Some would say you can't.
Henry Van Dyke wrote, "As long as habit and routine dictate the pattern of living, new dimensions of the soul will not emerge." Isn't that what artists are about: uncovering "new dimensions of the soul"? However, Van Dyke suggests that when routine "dictate[s] the pattern of living," inspiration suffers. Formulas and systems may work for accountants, but artists require elasticity. You never know when the muse will strike. So the last thing you want to do is force her into "your schedule."
But we need schedules. So isn't it possible to make one that accommodates muses?
Kathryn Lindskoog seems to think so. In her wonderful book, Creative Writing, For People Who Can’t Not Write, she catalogs a plethora of peculiar ways that authors have sought inspiration.

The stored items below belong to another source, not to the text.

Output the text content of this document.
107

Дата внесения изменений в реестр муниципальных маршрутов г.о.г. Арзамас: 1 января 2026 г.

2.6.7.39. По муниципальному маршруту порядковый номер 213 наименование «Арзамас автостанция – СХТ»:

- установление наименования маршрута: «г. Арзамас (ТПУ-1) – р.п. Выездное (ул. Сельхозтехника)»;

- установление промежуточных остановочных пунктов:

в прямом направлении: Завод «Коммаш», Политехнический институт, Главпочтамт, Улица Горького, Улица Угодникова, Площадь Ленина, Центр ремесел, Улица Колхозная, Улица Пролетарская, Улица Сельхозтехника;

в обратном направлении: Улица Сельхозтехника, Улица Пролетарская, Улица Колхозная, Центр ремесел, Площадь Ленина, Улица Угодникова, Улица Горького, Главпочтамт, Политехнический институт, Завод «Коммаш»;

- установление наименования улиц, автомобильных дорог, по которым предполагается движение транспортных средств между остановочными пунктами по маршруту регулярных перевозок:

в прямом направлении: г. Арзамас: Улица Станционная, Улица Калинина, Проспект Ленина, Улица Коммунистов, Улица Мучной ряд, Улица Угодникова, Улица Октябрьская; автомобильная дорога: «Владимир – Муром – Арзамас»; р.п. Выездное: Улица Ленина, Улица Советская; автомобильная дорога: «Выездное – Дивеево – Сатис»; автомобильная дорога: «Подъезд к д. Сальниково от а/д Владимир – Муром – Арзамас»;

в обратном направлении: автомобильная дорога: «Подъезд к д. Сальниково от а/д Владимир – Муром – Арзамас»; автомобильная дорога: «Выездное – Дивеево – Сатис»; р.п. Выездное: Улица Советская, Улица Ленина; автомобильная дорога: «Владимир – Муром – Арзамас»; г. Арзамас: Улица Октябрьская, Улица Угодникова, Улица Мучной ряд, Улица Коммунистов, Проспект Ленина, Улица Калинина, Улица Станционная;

If creativity is partly a matter of having the right brain waves going in the right part of the brain, what can a person do physically to enhance creativity? Many writers and thinkers have come up with ideas of their own. Bosset wrapped his head in furs, Schiller wrote with his feet in ice water and smelled rotten apples, Prouse lined his room with cork and kept the windows shut tight, Turgenev kept his feet in a bucket of hot water, Swinburne isolated himself, Oswald Sitwel wrote best in hotel bedrooms, Thackery wrote best inside the busy Athenaeum Club in London, Voltaire dictated while sitting in bed, Descartes and Rossini created flat in bed, Victor Hugo composed on top of a bus, Samuel Johnson thought best in a moving carriage, Trollope wrote in a train, Thackery and Sothey could get ideas only when holding a pen, Balzac drank poisonous quantities of black coffee, Tennyson got his best ideas in spring and summer, and Einstein got his best ideas while shaving. Woody Allen prefers to write on a bed, with no noise or music to distract him. Agatha Christie said that the best time for planning a book is when you’re doing the dishes.
If this collection of oddballs reveals anything it's that inspiration has no blueprint. It's as varied as the people who receive it. Which may be the key to how it is received. Whether it's "doing the dishes," submerging your feet "in ice water," or drinking "poisonous amounts of black coffee," you must find the routine unique to your creative muse. Some like listening to loud music; others want complete silence. Some like sitting in a mall, others prefer being locked in a study. The point is not "what works," but 'what works for you"?
I had a pastor friend tell me about the time he was confronted by a church member regarding his use of sermon notes. "If the Holy Spirit had really inspired you," they objected, "you would not require notes." To which my friend responded, "But the Holy Spirit inspires me when I write my notes."
If inspiration is like lightening, then it strikes randomly, unpredictably. However, this should not prevent us from sending up kites whenever possible. Whether it's A.M. or P.M., indoors or outdoors, seat-of-the pants writing or strict plotting -- get that kite in the air! Like good ol' Ben Franklin, you never know when that string will become a fiery conductor of your next "big idea."
Sure, routines can become ruts. Your challenge is to maintain a writing routine without quenching that creative spark.